The most famous occasion of this half monster half lain moose like activity was when he finished his intermediate GCSE maths mock paper and was rather upset with his performance. Coming in to the house he felt a snuffle, then a sniffle then a sneeze! Initially he was very happy as this would inevitably lead to one, maybe two days off school which can be used for all the normal male activities when there is nothing to do. He could also tell his mates that he had a rare tropical illness and the fact that he was there today was a miracle. Initially all went as planned, and with it being a Wednesday when Billy contracted the illness, he figured that by Friday his amazing immune system would have defeated the virus and he could play rugby on Saturday, thus magnifying his hero status amongst the boys even more.  

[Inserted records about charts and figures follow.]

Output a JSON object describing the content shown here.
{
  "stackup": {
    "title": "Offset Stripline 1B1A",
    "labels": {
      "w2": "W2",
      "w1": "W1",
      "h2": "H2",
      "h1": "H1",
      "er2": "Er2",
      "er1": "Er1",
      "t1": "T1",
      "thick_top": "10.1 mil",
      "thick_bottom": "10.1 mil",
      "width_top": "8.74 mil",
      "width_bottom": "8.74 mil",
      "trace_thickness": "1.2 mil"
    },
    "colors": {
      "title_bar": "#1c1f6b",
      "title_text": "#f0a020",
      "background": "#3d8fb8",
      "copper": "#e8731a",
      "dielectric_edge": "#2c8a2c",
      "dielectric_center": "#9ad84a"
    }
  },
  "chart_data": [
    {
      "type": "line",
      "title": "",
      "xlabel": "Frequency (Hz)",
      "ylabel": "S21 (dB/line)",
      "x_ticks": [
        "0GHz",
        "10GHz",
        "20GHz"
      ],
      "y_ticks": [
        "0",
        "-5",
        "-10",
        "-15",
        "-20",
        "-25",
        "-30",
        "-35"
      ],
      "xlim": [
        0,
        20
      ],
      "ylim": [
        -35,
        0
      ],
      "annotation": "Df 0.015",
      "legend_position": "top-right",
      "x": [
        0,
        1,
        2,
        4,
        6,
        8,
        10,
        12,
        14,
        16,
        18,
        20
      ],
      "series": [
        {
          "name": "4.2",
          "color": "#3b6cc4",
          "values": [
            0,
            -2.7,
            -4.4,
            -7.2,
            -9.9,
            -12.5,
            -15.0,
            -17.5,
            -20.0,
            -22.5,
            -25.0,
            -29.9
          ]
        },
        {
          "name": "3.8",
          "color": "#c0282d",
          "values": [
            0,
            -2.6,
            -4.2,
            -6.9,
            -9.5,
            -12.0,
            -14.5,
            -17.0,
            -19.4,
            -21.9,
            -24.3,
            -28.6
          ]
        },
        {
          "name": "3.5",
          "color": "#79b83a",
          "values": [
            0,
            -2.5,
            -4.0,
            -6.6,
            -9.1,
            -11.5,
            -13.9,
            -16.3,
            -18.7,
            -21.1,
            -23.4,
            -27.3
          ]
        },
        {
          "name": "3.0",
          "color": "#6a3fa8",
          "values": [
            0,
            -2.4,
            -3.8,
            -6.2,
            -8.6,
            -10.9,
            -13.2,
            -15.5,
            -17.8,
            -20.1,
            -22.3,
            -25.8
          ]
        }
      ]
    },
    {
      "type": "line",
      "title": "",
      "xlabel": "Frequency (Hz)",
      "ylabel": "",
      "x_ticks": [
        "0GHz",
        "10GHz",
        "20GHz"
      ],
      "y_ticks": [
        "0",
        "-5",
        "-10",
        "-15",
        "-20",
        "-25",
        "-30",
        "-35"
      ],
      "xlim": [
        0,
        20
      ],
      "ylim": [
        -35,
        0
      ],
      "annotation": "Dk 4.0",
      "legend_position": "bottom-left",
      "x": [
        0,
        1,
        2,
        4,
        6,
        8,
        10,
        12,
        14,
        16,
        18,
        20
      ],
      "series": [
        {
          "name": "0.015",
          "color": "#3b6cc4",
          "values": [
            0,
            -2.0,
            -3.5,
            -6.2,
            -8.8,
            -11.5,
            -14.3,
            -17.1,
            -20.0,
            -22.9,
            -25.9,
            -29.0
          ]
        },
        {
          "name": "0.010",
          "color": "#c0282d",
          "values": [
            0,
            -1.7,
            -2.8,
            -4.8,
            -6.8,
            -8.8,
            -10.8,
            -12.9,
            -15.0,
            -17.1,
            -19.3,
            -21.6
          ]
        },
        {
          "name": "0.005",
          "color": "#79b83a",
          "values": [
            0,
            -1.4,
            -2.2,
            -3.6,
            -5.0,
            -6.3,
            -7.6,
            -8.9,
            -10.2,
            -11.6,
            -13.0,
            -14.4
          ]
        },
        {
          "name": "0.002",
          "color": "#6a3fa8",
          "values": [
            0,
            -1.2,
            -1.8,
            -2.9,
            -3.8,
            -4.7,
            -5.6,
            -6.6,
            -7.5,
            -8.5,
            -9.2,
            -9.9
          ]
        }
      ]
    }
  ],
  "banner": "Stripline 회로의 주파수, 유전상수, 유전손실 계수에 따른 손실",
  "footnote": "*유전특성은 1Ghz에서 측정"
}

However, this was not to be, by the time Friday came around, Billy had a terrible skin rash, was defecating regularly and vomiting even more. Added to this he was shaking frequently, and could feel his intestinal lining slowly sliding down his insides. His head felt like a collection of drugged up Beavers were having an illegal rave inside making his skull ache and his throat soar. Needless to say he missed the rugby game, and was unable to grab at balls, roll around in those tight shorts or hug the other boys and wrestle them to the wet floor. He was however able to go to hospital where they realised, after much deliberation and much panic, that he had Ebola Haemorrhagic Fever, which unlike a cold, will actually kill you.

So if you haven’t met Billy that is why. He got a cold.